From the occasional newsletter from the Victoria University centre of the International Institute of Modern Letters

Everyone knows that poets make no money. But sometimes those who own their copyrights, often literary estates, do rather well.  The latest news of this sort to reach us arises out of the row between Helen Vendler and Rita Dove over the former’s review of Dove’s new anthology of American poetry. It would seem that The Penguin Anthology of 20th Century American Poetry couldn’t afford to include poems by Sylvia Plath and Allen Ginsberg – something that would presumably have troubled the poets themselves, were they alive.
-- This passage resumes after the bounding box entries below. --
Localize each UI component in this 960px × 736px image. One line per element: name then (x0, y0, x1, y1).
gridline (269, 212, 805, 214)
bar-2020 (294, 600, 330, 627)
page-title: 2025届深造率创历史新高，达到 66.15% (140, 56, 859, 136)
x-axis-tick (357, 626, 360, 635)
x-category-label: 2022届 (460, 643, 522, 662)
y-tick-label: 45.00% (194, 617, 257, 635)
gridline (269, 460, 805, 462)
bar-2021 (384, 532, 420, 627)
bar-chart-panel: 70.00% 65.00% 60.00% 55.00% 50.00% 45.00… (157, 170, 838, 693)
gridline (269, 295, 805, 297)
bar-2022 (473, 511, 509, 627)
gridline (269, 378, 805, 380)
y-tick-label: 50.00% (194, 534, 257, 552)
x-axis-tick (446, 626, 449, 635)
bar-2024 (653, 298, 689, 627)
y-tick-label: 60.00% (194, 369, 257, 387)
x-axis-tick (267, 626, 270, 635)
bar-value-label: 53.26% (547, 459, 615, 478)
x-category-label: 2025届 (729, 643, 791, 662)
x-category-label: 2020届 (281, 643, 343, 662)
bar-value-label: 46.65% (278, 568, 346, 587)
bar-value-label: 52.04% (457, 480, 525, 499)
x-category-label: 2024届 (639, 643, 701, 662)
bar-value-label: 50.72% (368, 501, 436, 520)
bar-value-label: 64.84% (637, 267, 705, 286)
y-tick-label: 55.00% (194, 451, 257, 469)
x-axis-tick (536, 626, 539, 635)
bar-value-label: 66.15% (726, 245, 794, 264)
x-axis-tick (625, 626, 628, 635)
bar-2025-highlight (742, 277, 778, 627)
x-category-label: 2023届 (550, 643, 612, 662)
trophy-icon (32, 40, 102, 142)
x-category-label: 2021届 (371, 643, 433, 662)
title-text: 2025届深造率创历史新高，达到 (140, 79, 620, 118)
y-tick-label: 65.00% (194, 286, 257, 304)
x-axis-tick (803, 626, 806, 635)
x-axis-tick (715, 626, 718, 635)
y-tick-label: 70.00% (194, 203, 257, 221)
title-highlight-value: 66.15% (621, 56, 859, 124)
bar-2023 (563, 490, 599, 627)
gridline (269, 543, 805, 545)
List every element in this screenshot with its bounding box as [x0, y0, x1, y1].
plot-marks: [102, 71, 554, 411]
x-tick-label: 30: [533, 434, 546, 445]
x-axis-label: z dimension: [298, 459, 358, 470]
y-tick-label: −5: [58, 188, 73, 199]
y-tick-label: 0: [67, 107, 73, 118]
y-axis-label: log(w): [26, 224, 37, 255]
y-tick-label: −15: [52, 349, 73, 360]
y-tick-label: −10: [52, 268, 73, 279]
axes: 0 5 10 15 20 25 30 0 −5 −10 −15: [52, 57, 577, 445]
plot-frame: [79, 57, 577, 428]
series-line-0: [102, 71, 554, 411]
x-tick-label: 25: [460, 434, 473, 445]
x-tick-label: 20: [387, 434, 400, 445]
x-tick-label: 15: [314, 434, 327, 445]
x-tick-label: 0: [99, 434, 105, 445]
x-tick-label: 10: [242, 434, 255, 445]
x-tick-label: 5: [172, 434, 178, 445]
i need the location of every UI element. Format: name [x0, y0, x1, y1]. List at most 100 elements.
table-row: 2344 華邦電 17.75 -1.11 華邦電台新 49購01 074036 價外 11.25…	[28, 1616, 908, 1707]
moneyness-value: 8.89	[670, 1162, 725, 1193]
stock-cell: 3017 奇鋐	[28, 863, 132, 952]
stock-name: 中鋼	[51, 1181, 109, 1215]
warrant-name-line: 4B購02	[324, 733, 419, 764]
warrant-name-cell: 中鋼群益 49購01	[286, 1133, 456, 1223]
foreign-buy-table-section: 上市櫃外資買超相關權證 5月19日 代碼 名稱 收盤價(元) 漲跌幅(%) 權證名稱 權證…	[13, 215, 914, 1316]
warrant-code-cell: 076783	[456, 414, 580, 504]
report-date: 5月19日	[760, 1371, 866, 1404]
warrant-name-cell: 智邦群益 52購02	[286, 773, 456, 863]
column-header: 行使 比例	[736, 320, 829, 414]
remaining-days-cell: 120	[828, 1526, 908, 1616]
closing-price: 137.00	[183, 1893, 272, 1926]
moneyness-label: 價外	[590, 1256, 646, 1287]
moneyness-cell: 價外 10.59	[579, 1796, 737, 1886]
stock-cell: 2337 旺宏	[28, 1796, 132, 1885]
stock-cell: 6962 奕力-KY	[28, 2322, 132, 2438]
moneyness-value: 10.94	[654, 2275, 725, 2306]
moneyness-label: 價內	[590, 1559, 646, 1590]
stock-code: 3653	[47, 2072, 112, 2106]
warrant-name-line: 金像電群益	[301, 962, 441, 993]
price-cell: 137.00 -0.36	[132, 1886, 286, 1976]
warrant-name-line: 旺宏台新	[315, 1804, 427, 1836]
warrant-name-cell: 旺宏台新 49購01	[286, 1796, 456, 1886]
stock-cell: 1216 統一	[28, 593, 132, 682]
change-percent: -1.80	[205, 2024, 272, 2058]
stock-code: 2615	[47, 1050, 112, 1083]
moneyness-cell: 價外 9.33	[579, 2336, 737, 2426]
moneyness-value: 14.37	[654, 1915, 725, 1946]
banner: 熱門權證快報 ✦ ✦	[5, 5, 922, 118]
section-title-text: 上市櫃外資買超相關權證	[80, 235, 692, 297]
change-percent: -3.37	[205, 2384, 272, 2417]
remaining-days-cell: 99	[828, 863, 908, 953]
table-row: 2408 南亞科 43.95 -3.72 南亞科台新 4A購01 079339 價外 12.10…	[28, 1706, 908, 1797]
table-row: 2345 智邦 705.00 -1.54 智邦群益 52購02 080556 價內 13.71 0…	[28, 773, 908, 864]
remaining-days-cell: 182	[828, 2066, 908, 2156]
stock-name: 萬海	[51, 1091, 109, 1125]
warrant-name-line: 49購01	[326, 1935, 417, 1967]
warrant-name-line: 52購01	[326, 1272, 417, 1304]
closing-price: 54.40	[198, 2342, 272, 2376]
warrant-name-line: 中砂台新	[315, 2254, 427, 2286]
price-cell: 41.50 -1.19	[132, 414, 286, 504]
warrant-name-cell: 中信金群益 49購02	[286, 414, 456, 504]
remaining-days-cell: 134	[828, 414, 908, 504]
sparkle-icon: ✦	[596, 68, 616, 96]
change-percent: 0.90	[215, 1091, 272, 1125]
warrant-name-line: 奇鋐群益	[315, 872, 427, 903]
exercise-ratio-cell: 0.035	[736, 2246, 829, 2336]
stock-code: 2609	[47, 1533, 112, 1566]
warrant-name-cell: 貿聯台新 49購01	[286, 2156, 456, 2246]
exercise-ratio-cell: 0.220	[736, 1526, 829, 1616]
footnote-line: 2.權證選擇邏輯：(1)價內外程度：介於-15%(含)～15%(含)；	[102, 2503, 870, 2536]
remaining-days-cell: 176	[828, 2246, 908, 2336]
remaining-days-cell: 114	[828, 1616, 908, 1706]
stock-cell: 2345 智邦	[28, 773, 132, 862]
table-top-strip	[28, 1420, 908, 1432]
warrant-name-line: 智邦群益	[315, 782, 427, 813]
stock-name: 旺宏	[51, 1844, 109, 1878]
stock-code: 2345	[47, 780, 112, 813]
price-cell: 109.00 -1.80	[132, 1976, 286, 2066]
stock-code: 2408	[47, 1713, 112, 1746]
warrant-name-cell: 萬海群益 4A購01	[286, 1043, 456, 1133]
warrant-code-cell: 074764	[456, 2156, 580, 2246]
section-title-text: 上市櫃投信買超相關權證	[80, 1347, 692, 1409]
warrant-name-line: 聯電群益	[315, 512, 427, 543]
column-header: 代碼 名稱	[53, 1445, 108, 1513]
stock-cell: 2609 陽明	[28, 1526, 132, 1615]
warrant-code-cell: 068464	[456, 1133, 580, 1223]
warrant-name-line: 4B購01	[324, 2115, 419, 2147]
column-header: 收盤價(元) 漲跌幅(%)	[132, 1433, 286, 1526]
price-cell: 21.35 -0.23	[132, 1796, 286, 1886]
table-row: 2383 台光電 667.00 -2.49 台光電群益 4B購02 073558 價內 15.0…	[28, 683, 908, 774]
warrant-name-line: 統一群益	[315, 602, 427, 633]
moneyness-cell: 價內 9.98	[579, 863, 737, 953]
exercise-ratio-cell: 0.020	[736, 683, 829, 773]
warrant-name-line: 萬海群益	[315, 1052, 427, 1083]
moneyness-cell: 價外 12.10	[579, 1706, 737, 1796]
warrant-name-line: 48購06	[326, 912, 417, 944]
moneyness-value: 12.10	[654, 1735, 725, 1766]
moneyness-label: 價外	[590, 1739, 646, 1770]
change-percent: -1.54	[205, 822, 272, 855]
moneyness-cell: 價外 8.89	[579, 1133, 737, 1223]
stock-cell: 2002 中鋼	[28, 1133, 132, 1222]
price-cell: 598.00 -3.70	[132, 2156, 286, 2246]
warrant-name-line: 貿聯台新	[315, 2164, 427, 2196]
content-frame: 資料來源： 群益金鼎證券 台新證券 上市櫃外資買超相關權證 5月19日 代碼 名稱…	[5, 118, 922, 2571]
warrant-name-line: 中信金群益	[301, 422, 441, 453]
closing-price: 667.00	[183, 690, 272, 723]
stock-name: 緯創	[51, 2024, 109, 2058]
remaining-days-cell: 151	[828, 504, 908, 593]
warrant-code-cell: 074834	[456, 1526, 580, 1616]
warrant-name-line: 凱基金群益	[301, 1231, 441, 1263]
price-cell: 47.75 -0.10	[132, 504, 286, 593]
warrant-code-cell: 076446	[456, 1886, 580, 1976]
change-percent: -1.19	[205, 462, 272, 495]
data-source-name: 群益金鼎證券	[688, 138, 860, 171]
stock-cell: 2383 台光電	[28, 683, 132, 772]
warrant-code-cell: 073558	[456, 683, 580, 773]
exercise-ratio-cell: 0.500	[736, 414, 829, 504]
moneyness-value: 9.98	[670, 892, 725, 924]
We don’t know how permissions fees work out in New Zealand.  Sometimes there are none at all. We’ve heard it said that Denis Glover and Allen Curnow (or their publishers) used to work in tandem in terms of poetry anthologies, successfully negotiating fees way above what other poets could command – but of course sad mortality means we have no way of checking the accuracy of this.
Then there’s the thorny business of poetry and sponsorship and ethics. UK poet Alice Oswald has been in the news lately for withdrawing from the T. S. Eliot shortlist on the grounds that she disapproves of the award sponsor.  She has elaborated her thinking in a Guardian comment piece.
The Economist’s Prospero was quick to offer another view while the debate was made explicit in an exchange  between Geoff Dyer and William Skidelsky, the Observer's books editor. The latest voice in the discussion is that of poet Gillian Clarke, who is one of the Eliot judges.